Richard Kiley is a former Nazi living in South America. At a museum, an Auschwitz survivor is looking at a painting of a crucifixion. He had a friend who died that way in one of the camps. He believes he recognizes Kiley as a guard from the camp. Kiley denies it to the old man — ironic because he had only ducked into the museum to evade Israeli agents. While there, he becomes entranced by a idyllic painting of a man in a rowboat. As he gazes at the painting, he imagines himself in that serene place. He is so captivated that at closing time, a guard must ask him to leave.
The next morning, even before the museum is open, he rushes back to see the painting. Again he gazes longingly at the painting.
That night, through the thin walls of his apartment, he talks to neighbor Gretchen. He tells her of the painting and his imaging being the man in the boat. That must have gotten her attention.
She knows his true identity. He tells her he believes he could have willed himself into the picture. She tells him he has neither soul nor conscience. Worst hooker ever.

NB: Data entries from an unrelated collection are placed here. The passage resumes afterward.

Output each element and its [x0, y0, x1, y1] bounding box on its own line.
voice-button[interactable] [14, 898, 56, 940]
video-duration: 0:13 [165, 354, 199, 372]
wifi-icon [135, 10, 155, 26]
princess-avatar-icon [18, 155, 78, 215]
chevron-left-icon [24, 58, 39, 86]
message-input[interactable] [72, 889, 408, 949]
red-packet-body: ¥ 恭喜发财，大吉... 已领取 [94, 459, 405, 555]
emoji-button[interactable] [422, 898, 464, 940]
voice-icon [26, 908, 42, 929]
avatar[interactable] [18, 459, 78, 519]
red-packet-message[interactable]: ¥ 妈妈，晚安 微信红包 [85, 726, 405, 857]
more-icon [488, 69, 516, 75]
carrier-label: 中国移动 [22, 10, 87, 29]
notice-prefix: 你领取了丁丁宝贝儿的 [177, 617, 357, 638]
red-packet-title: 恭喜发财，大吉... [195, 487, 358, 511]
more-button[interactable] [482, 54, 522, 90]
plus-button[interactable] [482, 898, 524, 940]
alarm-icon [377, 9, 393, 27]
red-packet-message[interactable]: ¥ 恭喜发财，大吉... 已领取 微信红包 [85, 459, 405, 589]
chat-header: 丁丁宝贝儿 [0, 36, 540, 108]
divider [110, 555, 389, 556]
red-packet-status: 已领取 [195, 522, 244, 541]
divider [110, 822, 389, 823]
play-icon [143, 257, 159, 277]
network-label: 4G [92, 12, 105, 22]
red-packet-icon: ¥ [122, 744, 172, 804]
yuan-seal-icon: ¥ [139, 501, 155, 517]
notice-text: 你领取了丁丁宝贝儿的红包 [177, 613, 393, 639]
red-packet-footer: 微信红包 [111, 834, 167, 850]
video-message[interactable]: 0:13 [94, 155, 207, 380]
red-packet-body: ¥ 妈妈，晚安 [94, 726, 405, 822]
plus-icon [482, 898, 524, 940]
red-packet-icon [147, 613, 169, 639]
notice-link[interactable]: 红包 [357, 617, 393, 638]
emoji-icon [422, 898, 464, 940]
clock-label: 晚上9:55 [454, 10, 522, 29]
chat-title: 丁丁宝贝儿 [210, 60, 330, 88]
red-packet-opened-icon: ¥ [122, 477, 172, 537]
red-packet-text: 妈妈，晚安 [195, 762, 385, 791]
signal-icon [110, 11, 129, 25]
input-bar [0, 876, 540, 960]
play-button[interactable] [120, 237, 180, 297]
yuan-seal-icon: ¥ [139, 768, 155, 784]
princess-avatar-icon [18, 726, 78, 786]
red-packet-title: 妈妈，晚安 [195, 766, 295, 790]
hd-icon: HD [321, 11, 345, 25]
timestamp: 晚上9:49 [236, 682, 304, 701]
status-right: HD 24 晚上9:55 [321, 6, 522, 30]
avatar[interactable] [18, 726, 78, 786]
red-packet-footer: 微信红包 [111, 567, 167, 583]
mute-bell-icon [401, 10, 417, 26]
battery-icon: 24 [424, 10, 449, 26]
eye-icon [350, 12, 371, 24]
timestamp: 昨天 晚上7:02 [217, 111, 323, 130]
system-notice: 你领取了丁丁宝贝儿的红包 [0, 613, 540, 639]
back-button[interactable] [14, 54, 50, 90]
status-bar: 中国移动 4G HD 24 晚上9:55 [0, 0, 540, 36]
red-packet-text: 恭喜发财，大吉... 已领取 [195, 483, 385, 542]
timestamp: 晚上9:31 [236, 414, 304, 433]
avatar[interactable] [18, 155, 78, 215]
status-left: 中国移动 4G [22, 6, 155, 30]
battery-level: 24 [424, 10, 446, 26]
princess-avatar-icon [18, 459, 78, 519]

He returns to the museum and sees the old man again. This time the old man accuses him of being a guard in the camp, and calls him by his true name. Kiley continues his denials, but after the old man leaves, he tries again to insert himself into the painting. For a few moments he actually succeeds, seeing himself in the picture, the surface rippling. The he is in the picture, feeling the water, able to look the other way, out of the picture and into the museum. .
After the museum closes, he goes to a bar where they are singing the Frito Bandito song. He coolly maintains his cover by drunkenly breaking into Deutshland uber Alles. Again, he crosses paths with the old man. He kills the old man then goes on the run.
The agents find him at a bus station and he takes off. After an escape sequence which features a few ill-advised freeze-frames, he sneaks back into the museum.
He kneels before the painting and begs God to put him into picture. In the dark gallery, he does not see that the painting of the lake is gone, having been replaced by the painting of the crucifixion. He gets his wish. D’oh!
The pilot had three solid episodes. An effort was even made to have the stories involve the paintings in the gallery, although the relevance in the 2nd story was a little thin. Whether the pilot sold the series, or if it was a done deal, it was a high point that Night Gallery would not achieve very often in its run.
- Not to be confused with Escape Clause.
- Rod Serling was a paratrooper in WWII.
- Richard Kiley was the park narrator in Jurassic Park. They spared no expense.